Okay, let's say I have to use IIS (which is true). Can I still use Java w/ AXIS and have it service the SOAP requests? The aim is to have only one instance of this app running which manages all the incoming requests.

 

Also, this gSOAP, how does it interact with an app that would be actually fulfilling the SOAP request?

 

 

Thanks,

 

-----Original Message-----
From: Doug Haigh [mailto:[EMAIL PROTECTED]
Sent:
Wednesday, March 12, 2003 9:43 AM
To: [EMAIL PROTECTED]
Subject: RE: Standalone server questions

 

If you want to make a simple SOAP server using C++, try gSOAP. It does not need a web server and is free.

 

Axis as a server is more suited for environments where Apache is running. You can use Axis (Java) or gSOAP (C++) as a standalone client.

 

-----Original Message-----
From: Sean Leblanc [mailto:[EMAIL PROTECTED]
Sent:
Wednesday, March 12, 2003 11:34 AM
To: '[EMAIL PROTECTED]'
Subject: Standalone server questions

I have some questions about adding Axis to an existing application. I want to be able to use web services to call methods on this application.

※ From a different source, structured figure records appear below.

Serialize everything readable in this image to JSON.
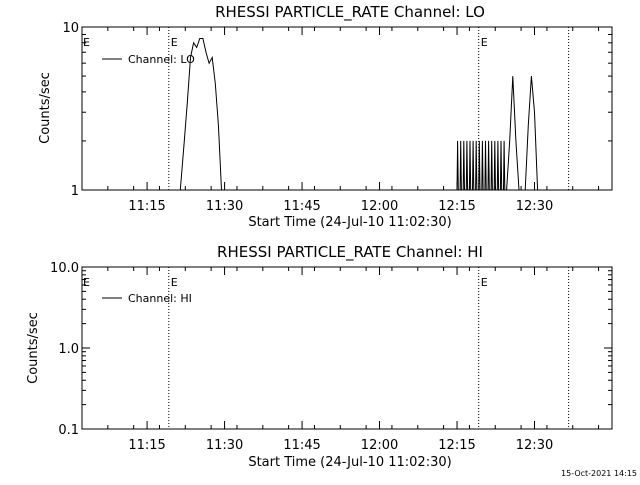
{
  "timestamp": "15-Oct-2021 14:15",
  "chart_data": [
    {
      "type": "line",
      "title": "RHESSI PARTICLE_RATE Channel: LO",
      "xlabel": "Start Time (24-Jul-10 11:02:30)",
      "ylabel": "Counts/sec",
      "y_scale": "log",
      "ylim": [
        1,
        10
      ],
      "xlim": [
        11.04,
        12.75
      ],
      "x_ticks": [
        {
          "value": 11.25,
          "label": "11:15"
        },
        {
          "value": 11.5,
          "label": "11:30"
        },
        {
          "value": 11.75,
          "label": "11:45"
        },
        {
          "value": 12.0,
          "label": "12:00"
        },
        {
          "value": 12.25,
          "label": "12:15"
        },
        {
          "value": 12.5,
          "label": "12:30"
        }
      ],
      "y_ticks": [
        {
          "value": 1,
          "label": "1"
        },
        {
          "value": 10,
          "label": "10"
        }
      ],
      "event_lines": [
        {
          "x": 11.32,
          "label": "E"
        },
        {
          "x": 12.32,
          "label": "E"
        },
        {
          "x": 12.61,
          "label": ""
        }
      ],
      "start_marker": "E",
      "legend": {
        "position": "top-left",
        "entries": [
          "Channel: LO"
        ]
      },
      "grid": false,
      "series": [
        {
          "name": "Channel: LO",
          "x": [
            11.357,
            11.37,
            11.38,
            11.39,
            11.4,
            11.41,
            11.42,
            11.43,
            11.44,
            11.45,
            11.46,
            11.47,
            11.48,
            11.49
          ],
          "y": [
            1,
            2,
            3.5,
            6.5,
            8,
            7.5,
            8.5,
            8.5,
            7,
            6,
            6.5,
            4.5,
            2.5,
            1
          ]
        },
        {
          "name": "Channel: LO",
          "x": [
            12.25,
            12.252,
            12.254,
            12.26,
            12.262,
            12.264,
            12.27,
            12.272,
            12.274,
            12.28,
            12.282,
            12.284,
            12.29,
            12.292,
            12.294,
            12.3,
            12.302,
            12.304,
            12.31,
            12.312,
            12.314,
            12.32,
            12.322,
            12.324,
            12.33,
            12.332,
            12.334,
            12.34,
            12.342,
            12.344,
            12.35,
            12.352,
            12.354,
            12.36,
            12.362,
            12.364,
            12.37,
            12.372,
            12.374,
            12.38,
            12.382,
            12.384,
            12.39,
            12.392,
            12.394,
            12.4,
            12.402,
            12.404
          ],
          "y": [
            1,
            2,
            1,
            1,
            2,
            1,
            1,
            2,
            1,
            1,
            2,
            1,
            1,
            2,
            1,
            1,
            2,
            1,
            1,
            2,
            1,
            1,
            2,
            1,
            1,
            2,
            1,
            1,
            2,
            1,
            1,
            2,
            1,
            1,
            2,
            1,
            1,
            2,
            1,
            1,
            2,
            1,
            1,
            2,
            1,
            1,
            2,
            1
          ]
        },
        {
          "name": "Channel: LO",
          "x": [
            12.41,
            12.42,
            12.43,
            12.44,
            12.45,
            12.47,
            12.48,
            12.49,
            12.5,
            12.51
          ],
          "y": [
            1,
            2,
            5,
            2,
            1,
            1,
            2.5,
            5,
            3,
            1
          ]
        }
      ]
    },
    {
      "type": "line",
      "title": "RHESSI PARTICLE_RATE Channel: HI",
      "xlabel": "Start Time (24-Jul-10 11:02:30)",
      "ylabel": "Counts/sec",
      "y_scale": "log",
      "ylim": [
        0.1,
        10
      ],
      "xlim": [
        11.04,
        12.75
      ],
      "x_ticks": [
        {
          "value": 11.25,
          "label": "11:15"
        },
        {
          "value": 11.5,
          "label": "11:30"
        },
        {
          "value": 11.75,
          "label": "11:45"
        },
        {
          "value": 12.0,
          "label": "12:00"
        },
        {
          "value": 12.25,
          "label": "12:15"
        },
        {
          "value": 12.5,
          "label": "12:30"
        }
      ],
      "y_ticks": [
        {
          "value": 0.1,
          "label": "0.1"
        },
        {
          "value": 1,
          "label": "1.0"
        },
        {
          "value": 10,
          "label": "10.0"
        }
      ],
      "event_lines": [
        {
          "x": 11.32,
          "label": "E"
        },
        {
          "x": 12.32,
          "label": "E"
        },
        {
          "x": 12.61,
          "label": ""
        }
      ],
      "start_marker": "E",
      "legend": {
        "position": "top-left",
        "entries": [
          "Channel: HI"
        ]
      },
      "grid": false,
      "series": [
        {
          "name": "Channel: HI",
          "x": [],
          "y": []
        }
      ]
    }
  ]
}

That way, I only have one instance of the app running. 

 

Any ideas on the best path to take? I was looking at the "addr" sample, and I see it utilizes SimpleAxisServer. However, SimpleAxisServer says this in the API: "This is a simple implementation of an HTTP server for processing SOAP requests via Apache's xml-axis. This is not intended for production use. Its intended uses are for demos, debugging, and performance profiling."

 

Are there other, better classes to use for this, then?